1930`lu yıllar kuşağı bilim adamlarımızın özelliklerinden biri de bilim adamlığının yanısıra gönül adamları olmalarıydı.Bu açıdan baktığımızda Doç.Dr.Mammadağa Sultanov`un isminin daha da öne çıktığını görüyoruz.Zira Doç.Dr.Sultanov`un,ilimsel kariyerinde Şark ülkeleri edebiyatları üzerine yazdığı kitap ve makalelerin,verdiği konferansların yanısıra başta Hint edebiyatının en eski örneklerinden biri Kelile ve Dimne olmakla bir dizi ünlü klasik şairin eserlerini Farsçadan dilimize çevirerek okurların kazancı haline getirmiştir.Klasik Türk dilli edebiyatın ünlü şairleri İmadeddin Nesimi`nin,Muhammed Fuzuli`nin Fars dilinde kaleme aldıkları eserleri dilimize kazandıran Doç.Dr.Mammadağa Sultanov`un,Rudeki,Cami gibi Fars şairlerinin şiirlerini dilimize çevirmesi bu alanda açılan çığırlar olduğu gibi gelecek kuşaklara bırakılan mühim edebi servet niteliği taşımaktadır.Bundan dolayıdır ki,Doç.Dr.Sultanov`un gerek klasik Şark edebiyatları üzerindeki bilimsel çalışmalarını gerekse çevirilerini yeniden okudukça insanın aklına şu soru geliyor: şayet Mammadağa hoca binbir zahmet pahasına bu çalışmaları gerçekleştirmeseydi bilimin değersizleşip edebiyatın sıradanlaştığı bu çağımızda bu işlerin altına kim omuzunu verecekti?

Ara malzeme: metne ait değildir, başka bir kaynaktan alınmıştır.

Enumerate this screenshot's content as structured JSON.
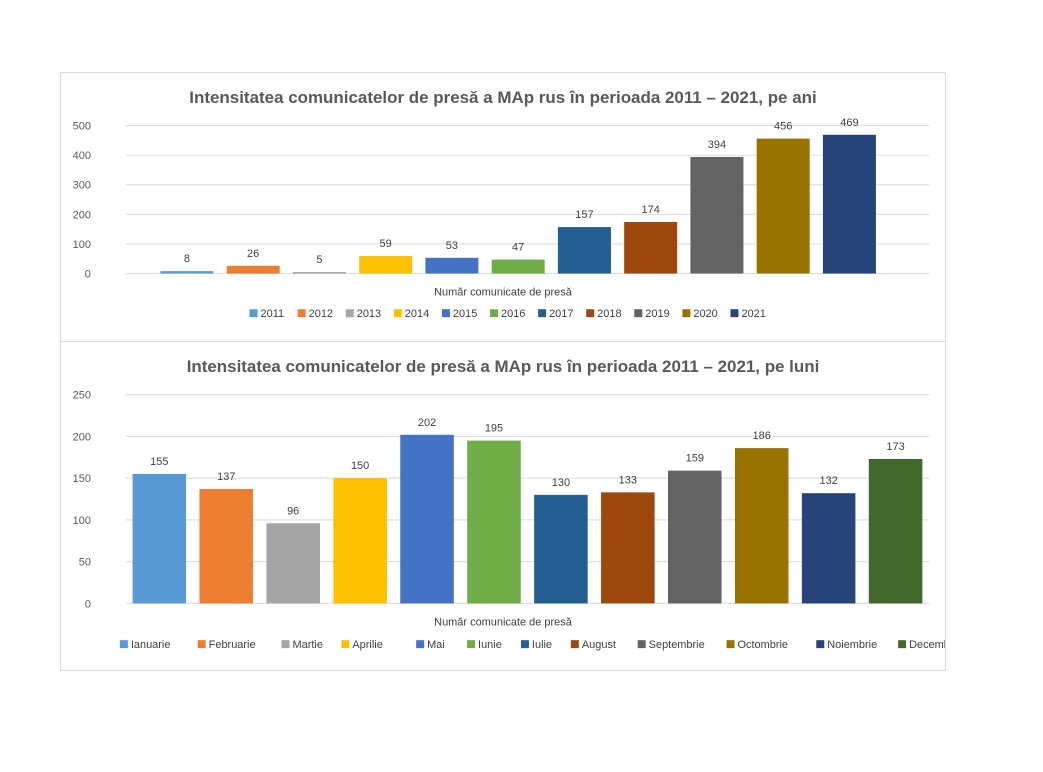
{
  "chart_data": [
    {
      "type": "bar",
      "title": "Intensitatea comunicatelor de presă a MAp rus în perioada 2011 – 2021, pe ani",
      "xlabel": "Număr comunicate de presă",
      "ylabel": "",
      "ylim": [
        0,
        500
      ],
      "yticks": [
        "0",
        "100",
        "200",
        "300",
        "400",
        "500"
      ],
      "grid": true,
      "legend_position": "bottom",
      "categories": [
        "2011",
        "2012",
        "2013",
        "2014",
        "2015",
        "2016",
        "2017",
        "2018",
        "2019",
        "2020",
        "2021"
      ],
      "values": [
        8,
        26,
        5,
        59,
        53,
        47,
        157,
        174,
        394,
        456,
        469
      ],
      "colors": [
        "#5b9bd5",
        "#ed7d31",
        "#a5a5a5",
        "#ffc000",
        "#4472c4",
        "#70ad47",
        "#255e91",
        "#9e480e",
        "#636363",
        "#997300",
        "#264478"
      ]
    },
    {
      "type": "bar",
      "title": "Intensitatea comunicatelor de presă a MAp rus în perioada 2011 – 2021, pe luni",
      "xlabel": "Număr comunicate de presă",
      "ylabel": "",
      "ylim": [
        0,
        250
      ],
      "yticks": [
        "0",
        "50",
        "100",
        "150",
        "200",
        "250"
      ],
      "grid": true,
      "legend_position": "bottom",
      "categories": [
        "Ianuarie",
        "Februarie",
        "Martie",
        "Aprilie",
        "Mai",
        "Iunie",
        "Iulie",
        "August",
        "Septembrie",
        "Octombrie",
        "Noiembrie",
        "Decembrie"
      ],
      "values": [
        155,
        137,
        96,
        150,
        202,
        195,
        130,
        133,
        159,
        186,
        132,
        173
      ],
      "colors": [
        "#5b9bd5",
        "#ed7d31",
        "#a5a5a5",
        "#ffc000",
        "#4472c4",
        "#70ad47",
        "#255e91",
        "#9e480e",
        "#636363",
        "#997300",
        "#264478",
        "#43682b"
      ]
    }
  ]
}
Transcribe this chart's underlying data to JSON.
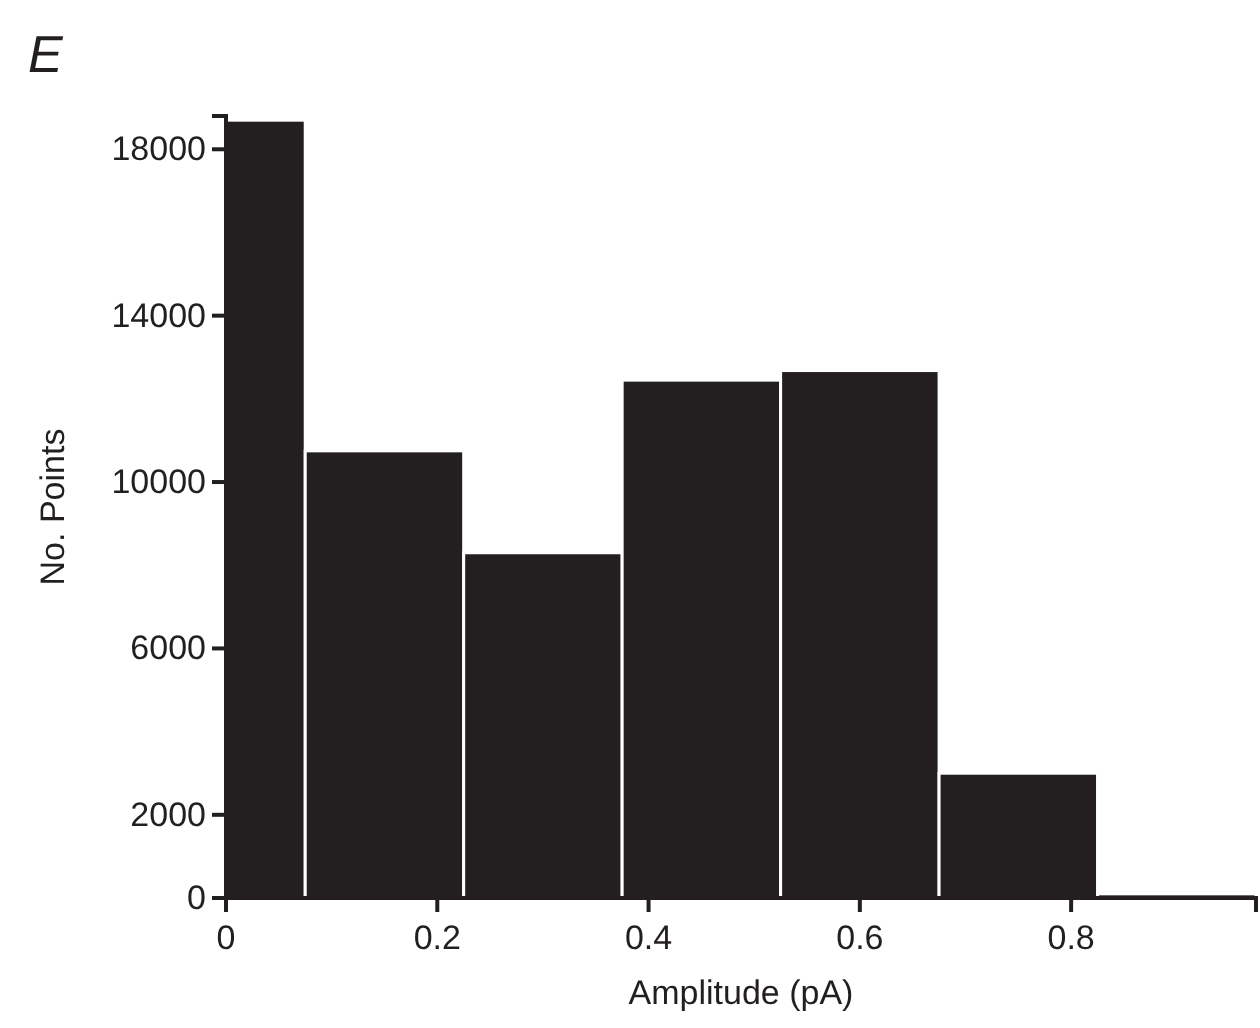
{
  "chart_data": {
    "type": "histogram",
    "title": "E",
    "xlabel": "Amplitude (pA)",
    "ylabel": "No. Points",
    "bins": [
      0,
      0.075,
      0.225,
      0.375,
      0.525,
      0.675,
      0.825,
      0.975
    ],
    "values": [
      18700,
      10750,
      8300,
      12450,
      12680,
      3000,
      100
    ],
    "color": "#231f20",
    "xlim": [
      0,
      0.975
    ],
    "xticks": [
      0,
      0.2,
      0.4,
      0.6,
      0.8
    ],
    "ylim": [
      0,
      18800
    ],
    "yticks": [
      0,
      2000,
      6000,
      10000,
      14000,
      18000
    ],
    "grid": false
  }
}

İşte bu suala yanıt ararken otuz dört seneden beri Enstitü olarak faaliyette bulunan kurumumuzu küçük bir şube olarak kurup büyüten Doç. Dr. Mammadağa Sultanov`un değeri gözümüzde daha da arttığı gibi onun açtığı çığırdan yürümüş ve yürümeyi sürdüren bilim insanlarının değeri gözümüzdeki kiymeti de  bire bin artıyor.Rus edebiyatının büyük ustası Dostoyevski `Biz Gogol`un `Palto`sundan çıktık` demişti.Görev yaptırğımız Yazmalar Enstitümüzün tüm elemanlarının da memnuniyetle `Biz Mammadağa Sultanov`un `Şube`sinden çıktık` demeyi kendilerine borç bildiklerinden adım gibi eminim.

O nedenle bu yazıyı onların adına kaleme aldım.